Now that we have adjusted the data for covariate effects we can test the primary hypotheses (differences between cultivars, stages and tissues) using PLS-DA. Quick  visual inspection of model scores can be used to get a feel for the quality of the models. Ideally we would like to see a scores separation between the various levels of our hypotheses in one dimension.  We can see that  both fruit models  are of higher quality than that for leaf.  However to fully validate these models we  need to carry out some permutation testing or something similar. The benefit of PLS-DA is that   we can use  the information about the variables contribution to the scores separation or loadings to identify metabolomic differences between cultivars or with increasing maturity or stage.

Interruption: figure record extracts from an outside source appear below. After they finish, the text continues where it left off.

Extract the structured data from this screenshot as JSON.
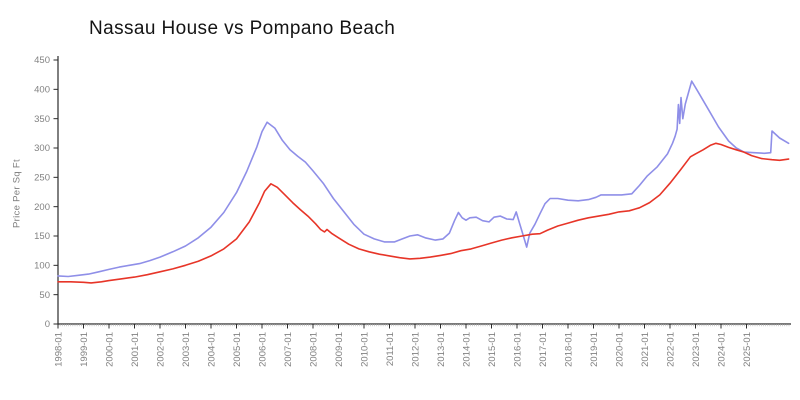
{
  "page": {
    "background": "#ffffff"
  },
  "chart_data": {
    "type": "line",
    "title": "Nassau House vs Pompano Beach",
    "ylabel": "Price Per Sq Ft",
    "xlabel": "",
    "ylim": [
      0,
      450
    ],
    "y_ticks": [
      0,
      50,
      100,
      150,
      200,
      250,
      300,
      350,
      400,
      450
    ],
    "x_tick_labels": [
      "1998-01",
      "1999-01",
      "2000-01",
      "2001-01",
      "2002-01",
      "2003-01",
      "2004-01",
      "2005-01",
      "2006-01",
      "2007-01",
      "2008-01",
      "2009-01",
      "2010-01",
      "2011-01",
      "2012-01",
      "2013-01",
      "2014-01",
      "2015-01",
      "2016-01",
      "2017-01",
      "2018-01",
      "2019-01",
      "2020-01",
      "2021-01",
      "2022-01",
      "2023-01",
      "2024-01",
      "2025-01"
    ],
    "xlim_years": [
      1998.0,
      2026.7
    ],
    "grid": false,
    "legend_position": "none",
    "axis_color": "#2b2b2b",
    "minor_tick_color": "#b0b0b0",
    "tick_label_color": "#828282",
    "title_color": "#141414",
    "series": [
      {
        "name": "Nassau House",
        "color": "#8f8fe8",
        "points": [
          [
            1998.0,
            82
          ],
          [
            1998.4,
            81
          ],
          [
            1998.8,
            83
          ],
          [
            1999.2,
            85
          ],
          [
            1999.6,
            89
          ],
          [
            2000.0,
            93
          ],
          [
            2000.4,
            97
          ],
          [
            2000.8,
            100
          ],
          [
            2001.2,
            103
          ],
          [
            2001.6,
            108
          ],
          [
            2002.0,
            114
          ],
          [
            2002.5,
            123
          ],
          [
            2003.0,
            133
          ],
          [
            2003.5,
            147
          ],
          [
            2004.0,
            165
          ],
          [
            2004.5,
            190
          ],
          [
            2005.0,
            224
          ],
          [
            2005.4,
            260
          ],
          [
            2005.8,
            302
          ],
          [
            2006.0,
            328
          ],
          [
            2006.2,
            344
          ],
          [
            2006.5,
            334
          ],
          [
            2006.8,
            313
          ],
          [
            2007.1,
            297
          ],
          [
            2007.4,
            286
          ],
          [
            2007.7,
            276
          ],
          [
            2008.0,
            261
          ],
          [
            2008.4,
            240
          ],
          [
            2008.8,
            214
          ],
          [
            2009.2,
            192
          ],
          [
            2009.6,
            170
          ],
          [
            2010.0,
            153
          ],
          [
            2010.4,
            145
          ],
          [
            2010.8,
            140
          ],
          [
            2011.2,
            140
          ],
          [
            2011.5,
            145
          ],
          [
            2011.8,
            150
          ],
          [
            2012.1,
            152
          ],
          [
            2012.4,
            147
          ],
          [
            2012.8,
            143
          ],
          [
            2013.1,
            145
          ],
          [
            2013.35,
            155
          ],
          [
            2013.55,
            176
          ],
          [
            2013.7,
            190
          ],
          [
            2013.85,
            181
          ],
          [
            2014.0,
            177
          ],
          [
            2014.15,
            181
          ],
          [
            2014.4,
            182
          ],
          [
            2014.65,
            176
          ],
          [
            2014.9,
            174
          ],
          [
            2015.1,
            182
          ],
          [
            2015.35,
            184
          ],
          [
            2015.6,
            179
          ],
          [
            2015.85,
            178
          ],
          [
            2015.97,
            191
          ],
          [
            2016.1,
            172
          ],
          [
            2016.25,
            150
          ],
          [
            2016.38,
            131
          ],
          [
            2016.5,
            155
          ],
          [
            2016.7,
            170
          ],
          [
            2016.9,
            188
          ],
          [
            2017.1,
            205
          ],
          [
            2017.3,
            214
          ],
          [
            2017.6,
            214
          ],
          [
            2018.0,
            211
          ],
          [
            2018.4,
            210
          ],
          [
            2018.8,
            212
          ],
          [
            2019.1,
            216
          ],
          [
            2019.3,
            220
          ],
          [
            2019.7,
            220
          ],
          [
            2020.1,
            220
          ],
          [
            2020.5,
            222
          ],
          [
            2020.8,
            236
          ],
          [
            2021.1,
            252
          ],
          [
            2021.5,
            268
          ],
          [
            2021.9,
            290
          ],
          [
            2022.1,
            308
          ],
          [
            2022.2,
            320
          ],
          [
            2022.28,
            332
          ],
          [
            2022.33,
            374
          ],
          [
            2022.38,
            342
          ],
          [
            2022.43,
            386
          ],
          [
            2022.5,
            350
          ],
          [
            2022.6,
            375
          ],
          [
            2022.85,
            414
          ],
          [
            2023.1,
            396
          ],
          [
            2023.5,
            366
          ],
          [
            2023.9,
            336
          ],
          [
            2024.3,
            312
          ],
          [
            2024.6,
            300
          ],
          [
            2024.9,
            293
          ],
          [
            2025.3,
            292
          ],
          [
            2025.7,
            291
          ],
          [
            2025.95,
            292
          ],
          [
            2026.0,
            329
          ],
          [
            2026.3,
            317
          ],
          [
            2026.65,
            308
          ]
        ]
      },
      {
        "name": "Pompano Beach",
        "color": "#e73528",
        "points": [
          [
            1998.0,
            72
          ],
          [
            1998.5,
            72
          ],
          [
            1999.0,
            71
          ],
          [
            1999.3,
            70
          ],
          [
            1999.7,
            72
          ],
          [
            2000.0,
            74
          ],
          [
            2000.5,
            77
          ],
          [
            2001.0,
            80
          ],
          [
            2001.5,
            84
          ],
          [
            2002.0,
            89
          ],
          [
            2002.5,
            94
          ],
          [
            2003.0,
            100
          ],
          [
            2003.5,
            107
          ],
          [
            2004.0,
            116
          ],
          [
            2004.5,
            128
          ],
          [
            2005.0,
            145
          ],
          [
            2005.5,
            174
          ],
          [
            2005.9,
            207
          ],
          [
            2006.1,
            226
          ],
          [
            2006.35,
            239
          ],
          [
            2006.6,
            233
          ],
          [
            2006.9,
            220
          ],
          [
            2007.2,
            207
          ],
          [
            2007.5,
            195
          ],
          [
            2007.8,
            184
          ],
          [
            2008.1,
            171
          ],
          [
            2008.3,
            161
          ],
          [
            2008.45,
            157
          ],
          [
            2008.55,
            161
          ],
          [
            2008.75,
            154
          ],
          [
            2009.0,
            147
          ],
          [
            2009.4,
            136
          ],
          [
            2009.8,
            128
          ],
          [
            2010.2,
            123
          ],
          [
            2010.6,
            119
          ],
          [
            2011.0,
            116
          ],
          [
            2011.4,
            113
          ],
          [
            2011.8,
            111
          ],
          [
            2012.2,
            112
          ],
          [
            2012.6,
            114
          ],
          [
            2013.0,
            117
          ],
          [
            2013.4,
            120
          ],
          [
            2013.8,
            125
          ],
          [
            2014.2,
            128
          ],
          [
            2014.6,
            133
          ],
          [
            2015.0,
            138
          ],
          [
            2015.4,
            143
          ],
          [
            2015.8,
            147
          ],
          [
            2016.2,
            150
          ],
          [
            2016.6,
            153
          ],
          [
            2016.9,
            154
          ],
          [
            2017.2,
            160
          ],
          [
            2017.6,
            167
          ],
          [
            2018.0,
            172
          ],
          [
            2018.4,
            177
          ],
          [
            2018.8,
            181
          ],
          [
            2019.2,
            184
          ],
          [
            2019.6,
            187
          ],
          [
            2020.0,
            191
          ],
          [
            2020.4,
            193
          ],
          [
            2020.8,
            198
          ],
          [
            2021.2,
            207
          ],
          [
            2021.6,
            220
          ],
          [
            2022.0,
            240
          ],
          [
            2022.4,
            262
          ],
          [
            2022.8,
            285
          ],
          [
            2023.0,
            290
          ],
          [
            2023.3,
            297
          ],
          [
            2023.6,
            305
          ],
          [
            2023.8,
            308
          ],
          [
            2024.0,
            306
          ],
          [
            2024.3,
            301
          ],
          [
            2024.6,
            297
          ],
          [
            2024.9,
            293
          ],
          [
            2025.2,
            287
          ],
          [
            2025.6,
            282
          ],
          [
            2026.0,
            280
          ],
          [
            2026.3,
            279
          ],
          [
            2026.65,
            281
          ]
        ]
      }
    ]
  }
}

net cultHere is an example where PLS-DA variable loadings are mapped into a biochemical context using a chemical similarity network.  This network represents differences in metabolites due to cultivar, wherein significant differences  in metabolite means (ANCOVA, FDR adjusted p-value < 0.05)  between cultivars are represented by nodes or vertices which are colored  based on the sign of the loading and their size  used to encode the magnitude of their loading in the model.

net 2

We can now compare the two networks  representing metabolomic differences due to cultivar (far top) or to stage (above) to identify biochemical changes due to these factors which are independent of each others effects (or interaction).